12.15.2009

Future of the Pack

Earlier in the season, we at the Tap discussed the leaders of the Pack, offense and defense. However, with Driver and Woodson both in their thirties, it won't be long before someone else will have to step up and take their places. Who will they be?

It's not hard to pick Driver's successor. The quarterback is the one calling the plays and relaying information to everyone. It's always ideal to have him as the one everyone in the offense looks to for leadership. Unfortunately, no matter how talented a player is, it takes time for him to establish himself as the anchor to which everyone tethers themselves. So when you have a starting QB lacking game experience, he needs to find his identity before he can truly move into that leading role.
It's been a privelege thus far watching Aaron Rodgers develop into The Man. He hit a pot-hole in Tampa Bay, but since then he seems to have picked himself back up and injected icewater into his veins. I look at his eyes as he scrambles out of the pocket and I see Paul Molitor at the plate, Trevor Hoffman on the mound--calm, confident and unshakable.

Over the years we've grown accustomed to an emotional leader behind center, so watching the rather subdued Rodgers work has been strange for many of us. However, nine wins, 3,500 yards and 25 TDs into his second season, its hard to argue with the results: he's taking the reins.

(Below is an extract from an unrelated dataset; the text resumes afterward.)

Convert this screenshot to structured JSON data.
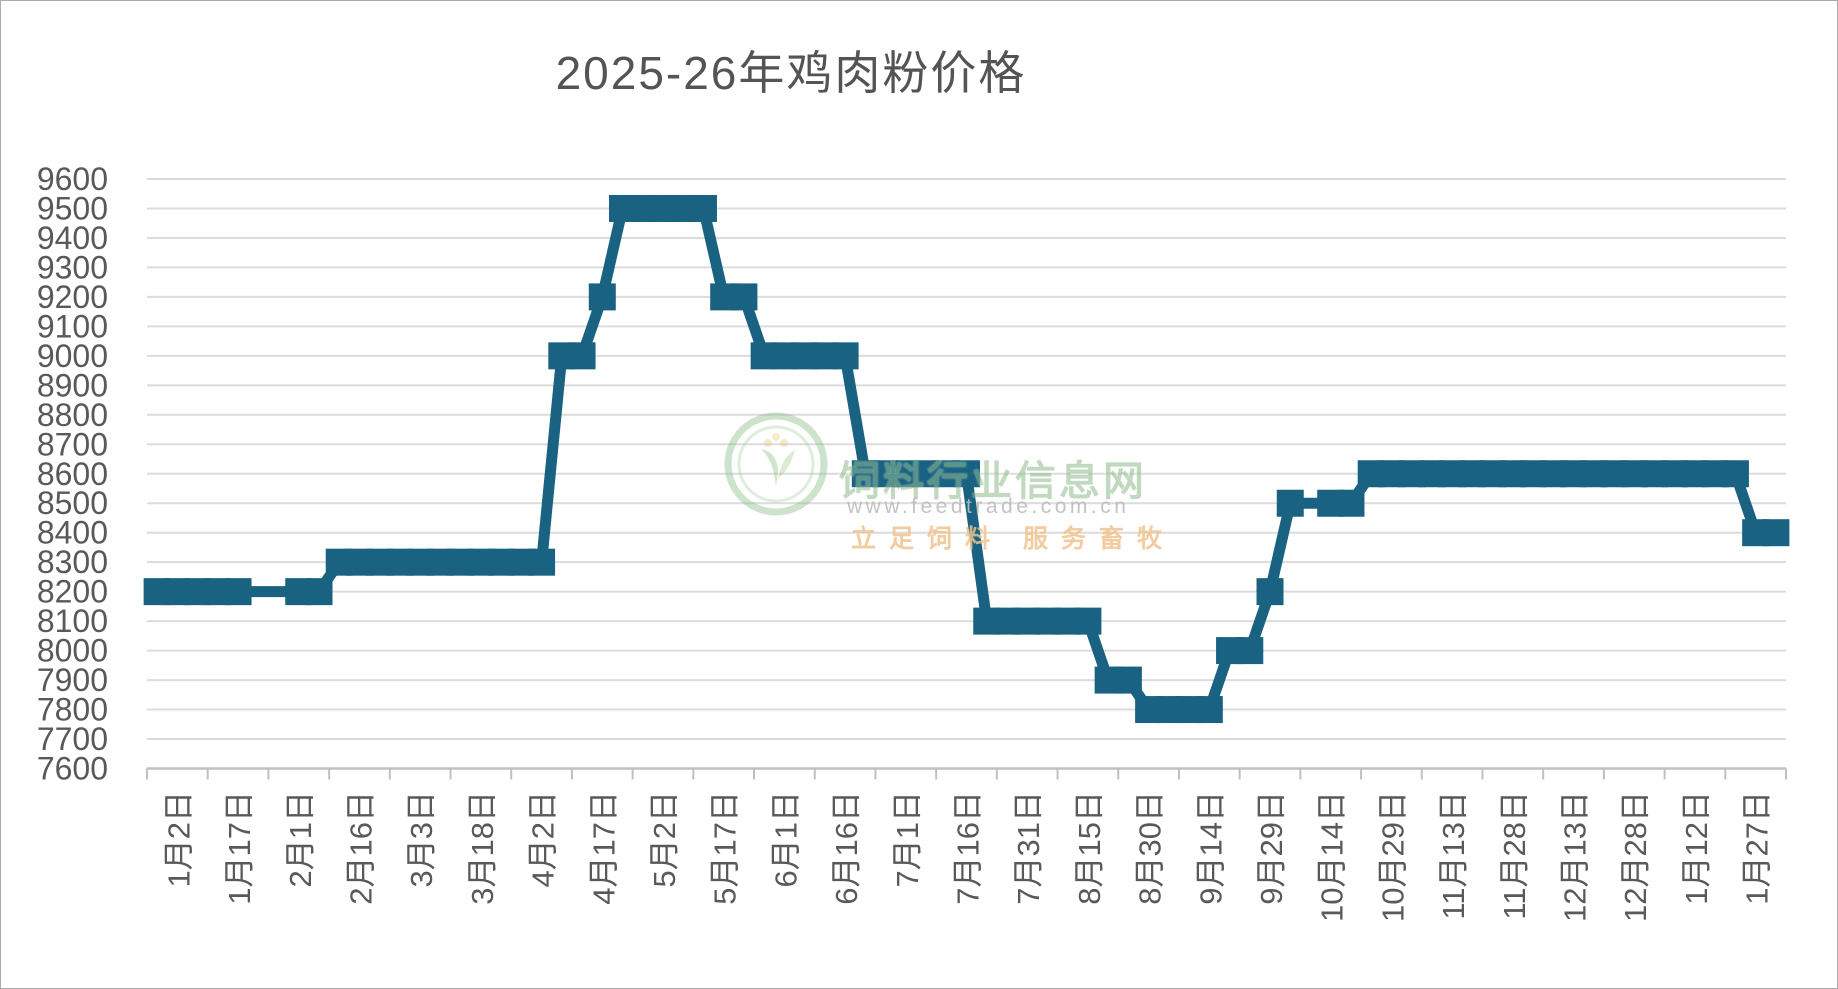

Now defense is a different story.

Where on offense they're going from an emotional leader to a rock, the defense seems headed in the opposite direction. Woodson is the consumate professional, taking a businesslike approach to his game, but sitting behind him is a handful of players who explode with every big play they make. And this is fitting, because much as the calm Rodgers is preparing to shape the offense in his mold, Dom Capers' defense is built for intense individuals to disrupt the opposition. Let's consider a few possibilities:

Nick Barnett: The safest choice, really. A lifelong Packer with the speed to close the gap and strength to lay a solid hit, he really is a complete package, and the guy never quits. He's a great model-vet for the younger players to look up to. Barnett was arguably the leader before Woodson arrived almost by default. As much as his celebrations make Packer Nation do a collective facepalm, he always gets the job done.

However, this isn't ideal to me. Barnett is 28 years old, and while that isn't old by any stretch, I'd rather have one of the younger guys step into the leadership role. By the time Woodson is out, Barnett could be on his way out--without his speed he's merely pedestrian. Barnett is a nice fall-back plan to have, but the following two would be my picks, perhaps as co-leaders.

Clay Matthews III: CM3 has to be the biggest surprise of the season for Green Bay, and is probably the most fun player to watch on Capers' high-octane 3-4. It was easy to miss him the first few weeks as Woodson hogged the spotlight, but when Matthews literally took the ball away from Adrian Peterson and ran in for a touchdown on ESPN, the nation saw a star in the making.

Where Barnett is intense, Matthews is hell-bent. He's always moving towards the ball, always around the tackle. You knock him down on his back and he's crabwalking toward the QB. He's Jared Allen without the insanity. Obviously its premature to dub a rookie the future of the defense, but if the early returns are any indication, they could be in much worse hands. This man is a budding emotional leader.

Nick Collins: On defense, one of two positions tends to be the 'quarterback': middle linebacker (see Barnett, Nick) or free safety. Here's the latter.

After looking lost at times early in his career, everything seemed to slow down last season, and he enjoyed his first pro bowl season. This year he appears on track for another berth as he chases Woodson for the team lead in interceptions.

Collins to me is an upgraded Darren Sharper. He isn't afraid to lay the hit but still gets the picks, and when he gets the ball, his eyes are always on the endzone. Even though he's a physical player, he doesn't play with the recklessness that plagues Atari Bigby, and he combines great speed with great field vision. He's developed into a complete player, and he is my counterbalance to CM3--two playmakers, one in front and one in back, making everyone around them better.

And should they falter, Barnett will be there to pick up the slack.

PS - If you're upset that Collins hasn't been locked up yet, don't be. Because of the uncertainty of the collective bargaining agreement in 2010, there's no reason to rush anything. He's set to be a restricted free agent, so the Packers have rights to him next year if there's no new CBA, and if there is they'll franchise tag him and probably save money on the deal (yes, he's that valuable). So don't think for a second that the Brandon Chillar deal somehow means they're ignoring Collins. Thompson, as always, is just playing it smart.